Произведенный анализ позволяет сделать ряд выводов и попутно сопроводить их дополнительными наблюдениями. Прежде всего, А. Тарковский наследует от символистов представление об изначальной мировой целостности, «отражением» которой у него является язык, упорядочивающий все составляющие эту целостность элементы по принципу словаря. Ориентированное на такую мифологическую модель, слово у Тарковского мыслится как сакральное, неотделимое от своего объекта, но легко заменяемое им или подменяющее его в нуждах лирического субъекта. Под воздействием этого слова и в процессе овладения им поэт превращается в «пророка», получая бессмертие и власть над миром. Отсюда – ощутимое укрупнение Я, свойственное многим стихам Тарковского (Я Нестор, летописец мезозоя, / Времен грядущих я Иеремия [7, с. 172]), которое отчасти нейтрализуется контрмотивом, связанным с осознанием неполноценности своего поэтического дара (И еще я скажу: собеседник мой прав, / В четверть шума я слышал, вполсвета я видел… (Там же, с. 65)) и ограниченностью жизнетворческих возможностей (Пророческая власть поэта / Бессильна там, где в свой рассказ / По стран- ной прихоти сюжета / Судьба живьем вгоняет нас (Там же, с. 197)).

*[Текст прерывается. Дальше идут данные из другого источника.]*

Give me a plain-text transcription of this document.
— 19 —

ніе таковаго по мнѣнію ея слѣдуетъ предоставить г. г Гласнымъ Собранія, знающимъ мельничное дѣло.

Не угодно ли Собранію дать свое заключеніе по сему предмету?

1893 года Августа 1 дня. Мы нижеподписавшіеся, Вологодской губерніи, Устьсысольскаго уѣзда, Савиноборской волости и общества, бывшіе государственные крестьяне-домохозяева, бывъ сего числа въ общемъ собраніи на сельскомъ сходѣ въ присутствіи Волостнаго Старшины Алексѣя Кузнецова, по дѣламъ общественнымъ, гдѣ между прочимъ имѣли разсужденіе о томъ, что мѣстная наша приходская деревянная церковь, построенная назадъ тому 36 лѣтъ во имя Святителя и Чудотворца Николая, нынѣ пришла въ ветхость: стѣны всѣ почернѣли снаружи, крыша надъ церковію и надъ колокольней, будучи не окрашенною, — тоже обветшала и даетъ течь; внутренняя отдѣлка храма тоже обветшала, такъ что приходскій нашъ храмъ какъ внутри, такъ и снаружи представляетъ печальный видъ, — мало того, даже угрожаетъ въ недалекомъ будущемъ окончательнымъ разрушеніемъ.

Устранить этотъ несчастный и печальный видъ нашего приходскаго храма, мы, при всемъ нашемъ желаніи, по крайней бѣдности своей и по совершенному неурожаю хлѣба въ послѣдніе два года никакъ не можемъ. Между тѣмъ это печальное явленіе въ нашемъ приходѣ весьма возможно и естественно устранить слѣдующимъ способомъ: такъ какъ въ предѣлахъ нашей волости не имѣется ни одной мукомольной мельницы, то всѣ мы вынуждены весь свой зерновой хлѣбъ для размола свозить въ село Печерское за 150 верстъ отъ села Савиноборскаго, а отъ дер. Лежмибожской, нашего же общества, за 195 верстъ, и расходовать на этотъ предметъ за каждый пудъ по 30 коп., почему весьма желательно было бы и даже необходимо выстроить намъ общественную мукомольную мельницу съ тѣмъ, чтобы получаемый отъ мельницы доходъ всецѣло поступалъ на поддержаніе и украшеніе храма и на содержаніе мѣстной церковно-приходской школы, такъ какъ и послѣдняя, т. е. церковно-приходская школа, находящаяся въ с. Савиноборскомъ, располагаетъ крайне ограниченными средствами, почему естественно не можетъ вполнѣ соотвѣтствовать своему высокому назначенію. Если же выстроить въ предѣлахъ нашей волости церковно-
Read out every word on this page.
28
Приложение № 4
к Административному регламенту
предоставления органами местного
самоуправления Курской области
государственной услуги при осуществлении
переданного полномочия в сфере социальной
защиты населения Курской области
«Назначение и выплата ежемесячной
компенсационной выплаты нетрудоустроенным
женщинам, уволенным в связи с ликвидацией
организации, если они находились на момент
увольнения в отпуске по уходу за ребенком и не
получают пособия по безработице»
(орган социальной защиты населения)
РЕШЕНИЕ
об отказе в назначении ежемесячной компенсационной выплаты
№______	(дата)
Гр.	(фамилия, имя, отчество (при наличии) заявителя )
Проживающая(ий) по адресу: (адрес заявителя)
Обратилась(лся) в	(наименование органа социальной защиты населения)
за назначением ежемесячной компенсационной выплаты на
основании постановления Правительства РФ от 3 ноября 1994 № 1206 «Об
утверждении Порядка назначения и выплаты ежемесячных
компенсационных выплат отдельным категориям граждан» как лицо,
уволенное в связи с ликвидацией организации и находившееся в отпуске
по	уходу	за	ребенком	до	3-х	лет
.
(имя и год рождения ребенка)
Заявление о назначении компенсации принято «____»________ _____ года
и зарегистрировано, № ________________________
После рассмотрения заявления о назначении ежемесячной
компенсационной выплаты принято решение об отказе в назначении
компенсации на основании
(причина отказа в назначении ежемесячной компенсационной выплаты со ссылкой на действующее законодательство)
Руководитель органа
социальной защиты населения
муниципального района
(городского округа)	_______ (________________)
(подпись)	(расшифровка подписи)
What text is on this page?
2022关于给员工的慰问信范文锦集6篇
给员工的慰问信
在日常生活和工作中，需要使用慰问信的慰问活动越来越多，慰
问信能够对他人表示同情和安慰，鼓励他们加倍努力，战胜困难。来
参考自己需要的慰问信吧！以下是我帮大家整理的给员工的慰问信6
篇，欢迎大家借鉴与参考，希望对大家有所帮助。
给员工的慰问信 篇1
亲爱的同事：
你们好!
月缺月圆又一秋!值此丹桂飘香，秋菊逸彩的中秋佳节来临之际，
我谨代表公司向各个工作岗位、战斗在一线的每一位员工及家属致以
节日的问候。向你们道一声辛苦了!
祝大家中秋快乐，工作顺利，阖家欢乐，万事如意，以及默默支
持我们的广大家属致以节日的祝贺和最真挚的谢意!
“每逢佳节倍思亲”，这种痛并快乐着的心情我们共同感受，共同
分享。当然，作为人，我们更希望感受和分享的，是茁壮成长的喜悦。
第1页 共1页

В отличие от предшественника С. Гандлевский предъявляет читателю мир, связи в котором изначально нарушены, а имманентное этому миру слово не способно адекватно фиксировать действительность и состояние использующего его субъекта. Оно даже оказывается враждебно поэту, намеренно «мороча» и обманывая его, поэтому результат творческого усилия, лирическое высказывание, априорно понимается как ущербное и недостаточное, а персональный опыт – как в полной мере невыразимый. Это влечет за собой разочарование субъекта в своих поэтических силах, что проявляется в его уничижительных автохарактеристиках («Дядя в шляпе, испачканной голубем», «Писатель с обросшею шеей и тиком…» [1, с. 80, 84] и др.), иногда доходящих до намеренного травестирования собственного Я: … Глотать пилюли. У знакомых есть / Неряшливо и жадно, дома – скупо; / У зеркала себя не узнавать / В облезшей обезьяне с мокрым ртом… (Там же, с. 95).
Таким образом, Гандлевский и Тарковский реализуют в своей лирике принципиально разные автометаописательные интенции. Если старший поэт сакрализует слово, наделяя его носителя неограниченными возможностями, то младший отказывает слову даже в элементарной способности быть средством познания мира. Однако, не разделяя в целом концепцию предшественника, Гандлевский перенимает от Тарковского отдельные средства ее репрезентации и ряд тематических мотивов. При этом немаловажно то, что заключенные в них смыслы не просто выходят у Гандлевского на первый план и во многом определяют его поэтическую индивидуальность, но иногда и «выговариваются» словами Тарковского.